My route to the rabbinate was circuitous, with stretches of time spent in quest, while other periods were marked by stillness. My journey took me to an Orthodox yeshiva in Jerusalem, travels around the globe, and to the early internet days of Silicon Valley. All the while, like a magnet pulled by a lodestone, there was a calling toward something I was truly meant to do. I wanted to be an active part of the Jewish story. I wanted to devote my life’s work to the Jewish people, and I wanted to lead us from a common history, toward a shared destiny.
Since entering Seminary, I’ve served congregations ranging from 25 families to 2,500 families. My rabbinate is defined by my dedication to pastoral care, personal relationship, and helping people discover their own Jewish soul.
What is the spiritual background of your early years?
I grew up in the suburbs of Boston in the same town that my family had lived for three generations. My grandparents lived a mile down the road, and I knew where the key was ‘hidden’ under the mat. My days were spent playing outside with the neighborhood kids. Life in these suburbs of Atlanta very much reminds me of my own upbringing. In retrospect, what was missing from my childhood was a Temple Emanu-El, a strong, spiritual center with a meaningful Jewish life.
My parents sent me to a Quaker boarding school for the excellence in education and dedication to social justice. The unexpected and surprising outcome of my time with the Quakers is that I learned how to listen, and appreciate the small, silent voice within.

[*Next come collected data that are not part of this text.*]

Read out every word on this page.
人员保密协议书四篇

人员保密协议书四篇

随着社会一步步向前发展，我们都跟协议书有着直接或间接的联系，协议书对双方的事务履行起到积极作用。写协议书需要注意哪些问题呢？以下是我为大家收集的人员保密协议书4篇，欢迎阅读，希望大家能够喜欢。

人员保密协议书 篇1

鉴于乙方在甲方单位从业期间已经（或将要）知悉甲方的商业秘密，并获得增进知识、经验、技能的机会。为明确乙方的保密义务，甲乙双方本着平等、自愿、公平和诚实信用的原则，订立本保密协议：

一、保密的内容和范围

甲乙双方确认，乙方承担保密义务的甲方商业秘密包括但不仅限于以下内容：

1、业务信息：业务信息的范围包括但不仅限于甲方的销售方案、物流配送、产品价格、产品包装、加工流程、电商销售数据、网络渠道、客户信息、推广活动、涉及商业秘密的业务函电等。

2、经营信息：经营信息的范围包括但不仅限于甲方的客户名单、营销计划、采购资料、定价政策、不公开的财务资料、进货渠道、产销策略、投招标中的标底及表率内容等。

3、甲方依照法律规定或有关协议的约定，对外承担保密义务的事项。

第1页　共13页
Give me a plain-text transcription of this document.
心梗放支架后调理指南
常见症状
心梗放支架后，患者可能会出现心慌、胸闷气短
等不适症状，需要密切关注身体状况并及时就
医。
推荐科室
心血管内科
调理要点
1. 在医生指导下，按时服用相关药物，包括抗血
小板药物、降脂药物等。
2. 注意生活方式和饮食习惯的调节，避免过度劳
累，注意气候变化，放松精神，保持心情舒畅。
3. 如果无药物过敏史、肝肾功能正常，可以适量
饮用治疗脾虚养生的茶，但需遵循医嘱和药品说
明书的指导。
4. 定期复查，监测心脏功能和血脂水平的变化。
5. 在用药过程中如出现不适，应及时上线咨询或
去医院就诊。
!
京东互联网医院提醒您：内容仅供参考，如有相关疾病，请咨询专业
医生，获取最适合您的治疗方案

A pivotal spiritual moment was my first trip to Israel at age 13 when I tagged along with a friend and his family. For the first time, I encountered the colorful diversity of the Jewish people who walked with confidence. And for the first time, I understood what it meant to belong to the Jewish people, and be responsible for our greater community. To this day, I love Israel, with all of its complexities and possibilities.
As a young man, I spent years as an entrepreneur in Silicon Valley, building companies from the ground up. The skills I gained in the startup world, I use every day in my rabbinate.
What is your academic background?
I was ordained at Hebrew Union College-Jewish Institute of Religion (HUC-JIR) in New York City in 2008. My thesis topic was: “The de-evolution of the Jewish Warrior: From Judah Maccabee to Woody Allen.” In addition to my various rabbinic internships during seminary, I worked as a Chaplain at Dartmouth Hitchcock Hospital. I received my Bachelor’s degree from Bucknell University in History and Education.
I spend an inordinate amount of time reading sci-fi/fantasy books. I love being outdoors, I am an avid swimmer, and I can occasionally be found dominating the pickle-ball court at the MJCCA.